RoboCurate: Harnessing Diversity with Action-Verified Neural Trajectory for Robot Learning
This addresses the challenge of scalable, high-quality synthetic data generation for robot learning, though it is incremental by building on existing video generation and validation methods.
The paper tackles the problem of inconsistent action quality in synthetic robot data by introducing RoboCurate, a framework that filters actions via simulation replay, resulting in substantial improvements such as +70.1% success rate on GR-1 Tabletop and +179.9% on ALLEX humanoid manipulation.
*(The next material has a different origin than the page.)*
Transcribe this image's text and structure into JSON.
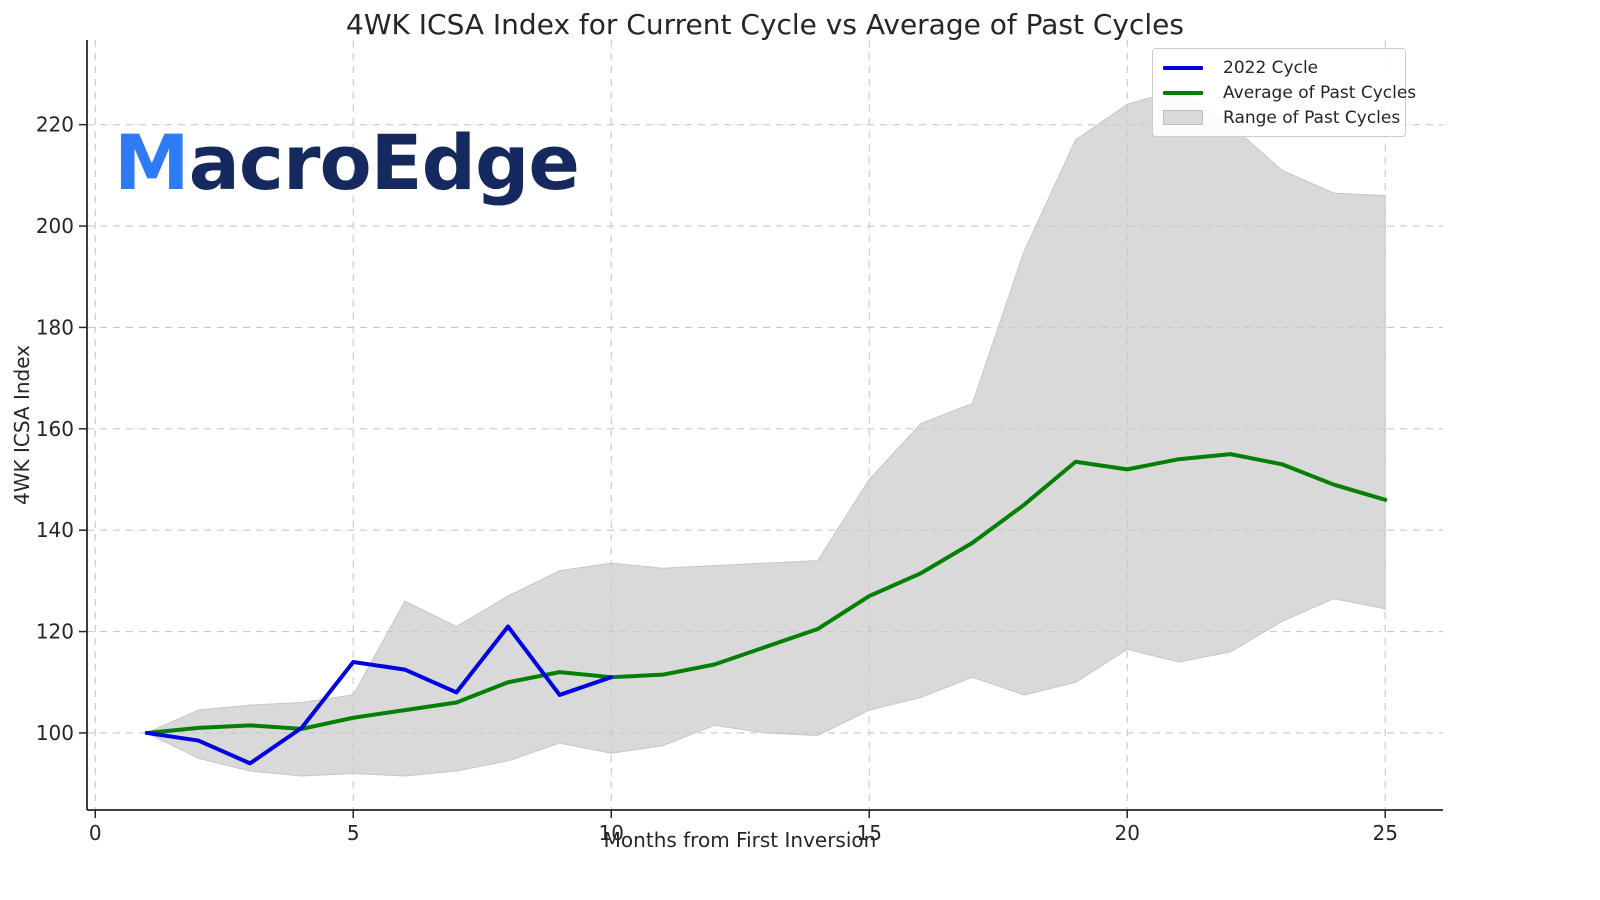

Synthetic data generated by video generative models has shown promise for robot learning as a scalable pipeline, but it often suffers from inconsistent action quality due to imperfectly generated videos. Recently, vision-language models (VLMs) have been leveraged to validate video quality, but they have limitations in distinguishing physically accurate videos and, even then, cannot directly evaluate the generated actions themselves. To tackle this issue, we introduce RoboCurate, a novel synthetic robot data generation framework that evaluates and filters the quality of annotated actions by comparing them with simulation replay. Specifically, RoboCurate replays the predicted actions in a simulator and assesses action quality by measuring the consistency of motion between the simulator rollout and the generated video. In addition, we unlock observation diversity beyond the available dataset via image-to-image editing and apply action-preserving video-to-video transfer to further augment appearance. We observe RoboCurate's generated data yield substantial relative improvements in success rates compared to using real data only, achieving +70.1% on GR-1 Tabletop (300 demos), +16.1% on DexMimicGen in the pre-training setup, and +179.9% in the challenging real-world ALLEX humanoid dexterous manipulation setting.